Tonight we explored another updated version of the Future Scale. Now that it's 2010, we're just a little bit closer to a few big predictions -- like China's completion of 42 high-speed rail lines (2012) or the UK's installation of a 250-mph rail link between London and the western part of the country (2025). Will that help us get high-speed rail here in the United States? Maybe. But we can hope that it'll only happen through private investment. Our population here in the US is so much more spread out than in most other wealthy countries that it's really hard to get enough population density to make high-speed rail service a reality. But if other countries make enough progress with the technology to lower the investment costs for us, it might happen sooner than if we had to rely on our own innovations.
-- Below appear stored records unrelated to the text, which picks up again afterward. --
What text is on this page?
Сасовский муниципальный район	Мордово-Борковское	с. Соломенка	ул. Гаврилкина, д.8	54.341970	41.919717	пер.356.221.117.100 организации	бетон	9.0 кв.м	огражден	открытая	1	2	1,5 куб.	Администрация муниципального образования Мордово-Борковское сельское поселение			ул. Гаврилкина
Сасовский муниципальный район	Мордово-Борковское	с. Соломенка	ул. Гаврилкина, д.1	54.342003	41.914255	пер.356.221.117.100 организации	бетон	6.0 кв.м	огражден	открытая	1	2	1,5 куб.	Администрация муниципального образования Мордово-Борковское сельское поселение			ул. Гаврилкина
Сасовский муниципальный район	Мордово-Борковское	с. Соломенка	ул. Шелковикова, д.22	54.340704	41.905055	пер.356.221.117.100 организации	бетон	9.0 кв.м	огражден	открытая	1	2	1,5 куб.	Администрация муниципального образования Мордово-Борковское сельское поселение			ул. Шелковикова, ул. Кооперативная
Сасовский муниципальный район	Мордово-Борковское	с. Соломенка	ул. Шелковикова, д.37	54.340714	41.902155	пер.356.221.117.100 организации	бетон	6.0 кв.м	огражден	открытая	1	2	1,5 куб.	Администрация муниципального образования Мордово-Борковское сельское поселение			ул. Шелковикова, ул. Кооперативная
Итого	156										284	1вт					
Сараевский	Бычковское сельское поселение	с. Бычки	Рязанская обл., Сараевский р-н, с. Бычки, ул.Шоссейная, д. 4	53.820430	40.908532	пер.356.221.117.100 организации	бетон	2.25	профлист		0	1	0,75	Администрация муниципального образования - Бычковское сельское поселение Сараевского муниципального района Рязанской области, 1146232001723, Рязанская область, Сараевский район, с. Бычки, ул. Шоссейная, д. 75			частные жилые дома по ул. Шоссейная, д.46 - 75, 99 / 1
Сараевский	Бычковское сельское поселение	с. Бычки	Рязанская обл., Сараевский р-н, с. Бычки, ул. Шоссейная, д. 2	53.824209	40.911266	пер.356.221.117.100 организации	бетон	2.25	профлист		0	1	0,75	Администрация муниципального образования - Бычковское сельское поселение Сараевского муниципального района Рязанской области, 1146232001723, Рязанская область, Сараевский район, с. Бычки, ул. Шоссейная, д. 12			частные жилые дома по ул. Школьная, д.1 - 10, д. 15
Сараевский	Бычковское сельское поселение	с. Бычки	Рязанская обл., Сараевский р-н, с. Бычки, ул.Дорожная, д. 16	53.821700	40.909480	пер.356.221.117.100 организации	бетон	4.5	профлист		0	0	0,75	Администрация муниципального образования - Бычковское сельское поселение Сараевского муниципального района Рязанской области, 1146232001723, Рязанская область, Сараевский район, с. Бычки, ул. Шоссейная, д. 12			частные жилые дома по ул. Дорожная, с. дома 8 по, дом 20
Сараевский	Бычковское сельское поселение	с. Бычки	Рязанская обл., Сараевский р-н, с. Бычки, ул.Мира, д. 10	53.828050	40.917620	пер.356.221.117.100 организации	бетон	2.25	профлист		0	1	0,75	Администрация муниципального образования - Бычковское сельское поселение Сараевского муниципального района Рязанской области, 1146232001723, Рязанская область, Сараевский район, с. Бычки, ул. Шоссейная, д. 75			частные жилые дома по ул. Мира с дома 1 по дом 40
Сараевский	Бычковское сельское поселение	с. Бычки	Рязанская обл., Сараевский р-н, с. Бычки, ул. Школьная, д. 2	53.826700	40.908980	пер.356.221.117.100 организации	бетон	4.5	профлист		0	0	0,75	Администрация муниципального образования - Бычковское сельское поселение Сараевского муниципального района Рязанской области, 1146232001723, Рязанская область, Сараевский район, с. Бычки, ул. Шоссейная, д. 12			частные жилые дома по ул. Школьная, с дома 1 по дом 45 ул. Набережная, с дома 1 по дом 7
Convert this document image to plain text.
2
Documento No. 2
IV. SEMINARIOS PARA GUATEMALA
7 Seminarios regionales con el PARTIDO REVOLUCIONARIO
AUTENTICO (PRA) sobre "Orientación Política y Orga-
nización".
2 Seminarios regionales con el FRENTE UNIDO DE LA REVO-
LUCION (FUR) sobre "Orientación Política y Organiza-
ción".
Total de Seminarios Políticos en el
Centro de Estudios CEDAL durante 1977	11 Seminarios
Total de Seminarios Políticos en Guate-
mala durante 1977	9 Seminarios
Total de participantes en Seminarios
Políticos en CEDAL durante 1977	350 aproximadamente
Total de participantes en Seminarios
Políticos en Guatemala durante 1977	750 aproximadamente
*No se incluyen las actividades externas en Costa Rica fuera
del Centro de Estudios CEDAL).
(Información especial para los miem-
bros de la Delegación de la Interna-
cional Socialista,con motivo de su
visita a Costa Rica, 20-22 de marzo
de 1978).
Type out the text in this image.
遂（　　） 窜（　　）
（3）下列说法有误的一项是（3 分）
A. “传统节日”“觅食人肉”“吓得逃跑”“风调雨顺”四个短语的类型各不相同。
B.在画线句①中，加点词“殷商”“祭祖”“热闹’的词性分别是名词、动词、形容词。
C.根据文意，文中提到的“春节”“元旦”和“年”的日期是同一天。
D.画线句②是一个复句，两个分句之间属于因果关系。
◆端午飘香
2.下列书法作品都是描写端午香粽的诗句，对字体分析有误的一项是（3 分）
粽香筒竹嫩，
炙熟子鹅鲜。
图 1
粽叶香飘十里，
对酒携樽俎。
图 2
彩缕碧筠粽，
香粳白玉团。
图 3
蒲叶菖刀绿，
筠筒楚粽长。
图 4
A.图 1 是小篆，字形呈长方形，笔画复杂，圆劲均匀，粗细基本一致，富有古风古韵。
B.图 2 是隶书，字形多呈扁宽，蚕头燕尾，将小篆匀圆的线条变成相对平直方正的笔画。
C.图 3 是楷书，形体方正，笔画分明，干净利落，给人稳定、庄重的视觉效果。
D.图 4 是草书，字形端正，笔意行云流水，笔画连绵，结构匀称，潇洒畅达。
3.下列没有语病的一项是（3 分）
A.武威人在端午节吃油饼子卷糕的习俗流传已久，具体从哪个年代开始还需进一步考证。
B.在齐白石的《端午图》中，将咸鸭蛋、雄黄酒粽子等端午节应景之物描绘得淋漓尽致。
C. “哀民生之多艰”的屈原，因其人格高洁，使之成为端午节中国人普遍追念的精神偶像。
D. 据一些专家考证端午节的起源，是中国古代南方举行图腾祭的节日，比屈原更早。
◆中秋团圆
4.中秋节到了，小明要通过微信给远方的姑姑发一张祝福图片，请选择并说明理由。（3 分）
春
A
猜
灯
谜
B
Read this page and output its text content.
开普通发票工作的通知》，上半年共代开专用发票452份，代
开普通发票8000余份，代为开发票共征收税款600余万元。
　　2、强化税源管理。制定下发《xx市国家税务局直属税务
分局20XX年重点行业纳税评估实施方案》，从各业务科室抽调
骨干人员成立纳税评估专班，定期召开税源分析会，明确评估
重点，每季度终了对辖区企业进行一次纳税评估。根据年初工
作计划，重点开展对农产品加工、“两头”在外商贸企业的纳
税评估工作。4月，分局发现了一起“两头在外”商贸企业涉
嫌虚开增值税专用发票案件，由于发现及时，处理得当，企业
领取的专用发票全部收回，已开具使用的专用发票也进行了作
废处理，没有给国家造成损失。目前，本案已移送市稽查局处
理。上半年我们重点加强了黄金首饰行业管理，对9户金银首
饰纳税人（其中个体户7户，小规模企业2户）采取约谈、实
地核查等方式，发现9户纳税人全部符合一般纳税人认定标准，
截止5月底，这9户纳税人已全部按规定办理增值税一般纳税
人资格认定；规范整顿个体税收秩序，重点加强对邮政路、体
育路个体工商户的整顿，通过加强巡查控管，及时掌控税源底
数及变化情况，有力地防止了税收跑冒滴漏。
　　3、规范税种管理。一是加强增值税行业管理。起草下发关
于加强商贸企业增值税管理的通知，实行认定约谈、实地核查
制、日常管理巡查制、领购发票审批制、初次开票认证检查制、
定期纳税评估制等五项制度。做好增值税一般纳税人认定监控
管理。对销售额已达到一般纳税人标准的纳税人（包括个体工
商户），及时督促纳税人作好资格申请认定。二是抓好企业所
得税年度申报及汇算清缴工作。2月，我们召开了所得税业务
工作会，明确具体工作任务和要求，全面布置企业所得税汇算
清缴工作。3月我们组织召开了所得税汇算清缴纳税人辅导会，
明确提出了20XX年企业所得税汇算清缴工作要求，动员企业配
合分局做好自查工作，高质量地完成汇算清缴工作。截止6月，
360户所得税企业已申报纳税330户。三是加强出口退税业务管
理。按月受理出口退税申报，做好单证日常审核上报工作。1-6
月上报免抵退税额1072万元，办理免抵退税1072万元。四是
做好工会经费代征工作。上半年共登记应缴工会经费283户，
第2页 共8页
The idea of rail service probably gets to a deeper issue within our national psyche: Driving feels like a representation of freedom, and air travel feels like the pinnacle of speed. But as air travel becomes slower (thanks to longer security lines) and more unpleasant (thanks to the problem of "security theater"), maybe something like high-speed rail could work. A 250-mph train could get you from Des Moines to Denver in about 4 hours; that could turn a Broncos game into a day trip, which is a far cry from the Archway Monument in Kearney, Nebraska, which also happens to be home of The Buckle).

This, of course, begs another question: Where would you put the trains? Would you have to elevate the railways? Japan's Shinkansen bullet train service seems to serve much of that densely-populated country without much in the way of elevated rail, but it might be exceedingly difficult to negotiate enough right-of-way to establish a modern high-speed rail service in the US without going right down the medians of most Interstate highways.

Yet very little should seem impossible when we're living in an era when commercial space travel is supposed to start next year. And just as we're learning more about space, we're discovering what's within ourselves at an astonishing rate, too. The genomes for many cancers should be documented within 5 years. Could that research make cancer like HIV/AIDS -- a chronic, but manageable, condition, at least for those who can afford the drugs? It's an amazing possibility.

And a "Yay Capitalism" cheer for the extraordinary rise of the text message, which has gone from virtual non-existence at the turn of the millennium to ubiquity today: We're now sending an average of 440 text messages per American per month, and there's no sign it's going to slow down.